Sweet Kate, trying to give me hope. But Kelly was as limp as that stuffed toy I’d given her for Christmas.
One night, near the end of the week, the house was quiet. I took Kelly out of her cage and carried her outside with the sling. She was old. She didn’t have the strength to beat this. She struggled to move her front legs. “No,” I said, circling her with my arms. “Be still.”
The words echoed in my heart: Be still. Be still. As if God were speaking to me. I closed my eyes and held Kelly close. Be still and know that I am God.

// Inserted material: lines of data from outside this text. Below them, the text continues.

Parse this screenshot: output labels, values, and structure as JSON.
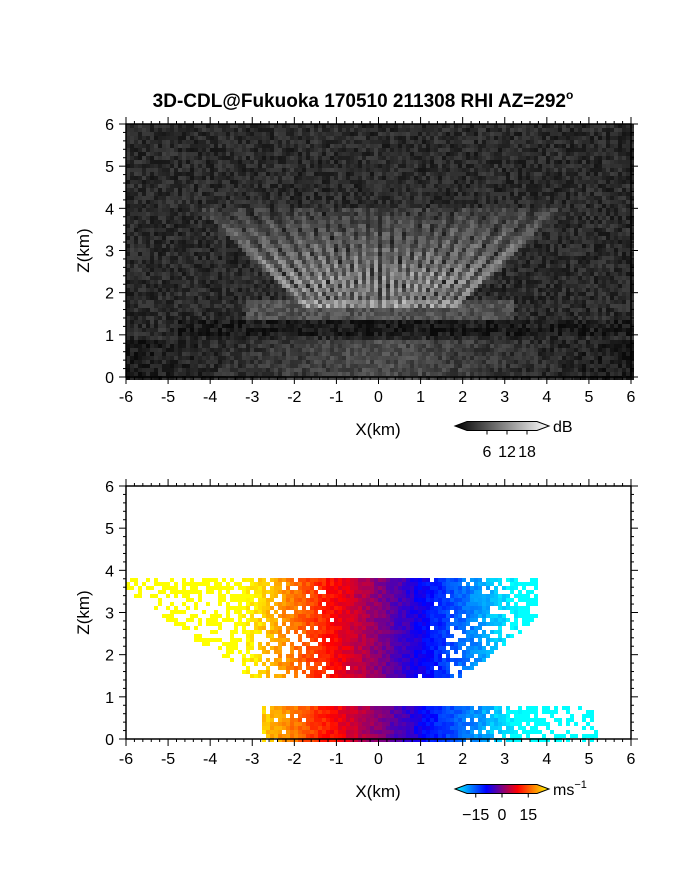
{
  "title": "3D-CDL@Fukuoka 170510 211308 RHI AZ=292",
  "title_superscript": "o",
  "chart_data": [
    {
      "type": "heatmap",
      "name": "backscatter-intensity",
      "xlabel": "X(km)",
      "ylabel": "Z(km)",
      "xlim": [
        -6,
        6
      ],
      "ylim": [
        0,
        6
      ],
      "x_ticks": [
        "-6",
        "-5",
        "-4",
        "-3",
        "-2",
        "-1",
        "0",
        "1",
        "2",
        "3",
        "4",
        "5",
        "6"
      ],
      "y_ticks": [
        "0",
        "1",
        "2",
        "3",
        "4",
        "5",
        "6"
      ],
      "colormap": "grayscale",
      "colorbar": {
        "unit": "dB",
        "ticks": [
          "6",
          "12",
          "18"
        ],
        "values": [
          6,
          12,
          18
        ],
        "range": [
          0,
          21
        ]
      },
      "features": {
        "ray_fan_top_km": 4,
        "aerosol_layer_km": [
          1.2,
          1.8
        ],
        "boundary_layer_top_km": 0.9
      }
    },
    {
      "type": "heatmap",
      "name": "doppler-velocity",
      "xlabel": "X(km)",
      "ylabel": "Z(km)",
      "xlim": [
        -6,
        6
      ],
      "ylim": [
        0,
        6
      ],
      "x_ticks": [
        "-6",
        "-5",
        "-4",
        "-3",
        "-2",
        "-1",
        "0",
        "1",
        "2",
        "3",
        "4",
        "5",
        "6"
      ],
      "y_ticks": [
        "0",
        "1",
        "2",
        "3",
        "4",
        "5",
        "6"
      ],
      "colormap": "cyan-blue-red-yellow",
      "colorbar": {
        "unit": "ms",
        "unit_exponent": "−1",
        "ticks": [
          "−15",
          "0",
          "15"
        ],
        "values": [
          -15,
          0,
          15
        ],
        "range": [
          -20,
          20
        ]
      },
      "regions": [
        {
          "layer": "upper",
          "z_km": [
            1.5,
            4.0
          ],
          "x_km": [
            -5.5,
            3.7
          ]
        },
        {
          "layer": "lower",
          "z_km": [
            0.0,
            0.9
          ],
          "x_km": [
            -2.8,
            5.2
          ]
        }
      ]
    }
  ],
  "colors": {
    "neg_far": "#00ffff",
    "neg_near": "#0000ff",
    "pos_near": "#ff0000",
    "pos_far": "#ffff00",
    "frame": "#000000"
  }
}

Was it Kelly who didn’t have the strength to beat this? Or was it me? I opened my eyes and looked up at the stars, at the heavens that stretched farther than I could see. The God who created a miracle of such vastness could surely heal a little injured dog.
Lord, Kelly is in bad shape. But I know you can heal her, if it is your will. I am trusting you to do what is best for her.
Kelly remained slumped in my embrace. Somehow, though, I felt an assurance that God was with me, no matter what happened, holding me as lovingly as I held her.
The next day, New Year’s Eve, was Kelly’s first follow-up appointment. The vet examined her. “Let her walk,” she said. “Let me see if there has been any change.” I supported Kelly with the sling. At first she drooped. Then she took a tentative step with her front paws. Then another. Her back legs followed. As she pulled ahead, the sling dropped. She was walking! Not just walking but trotting around the room. No sign of weakness. She scampered to the chair where Mike sat, to the door, then back to me.
”Should I stop her?” I asked.
“No,” the vet said. “I mean…I don’t know. I’ve never seen this happen so fast before.” She did a few more tests, gently manipulating Kelly’s legs. Then the vet looked up at us, her eyes soft. “I can’t explain this. The recovery was supposed to take eight weeks if it happened at all. It’s only been one week.”
I couldn’t wait to tell Kate…and not just about Kelly. I wanted to tell her that now I knew why she had kept urging me to pray: If we are still enough to let God in, we will see his miracles. We may not understand them, but we will see them everywhere, like the stars in the heavens.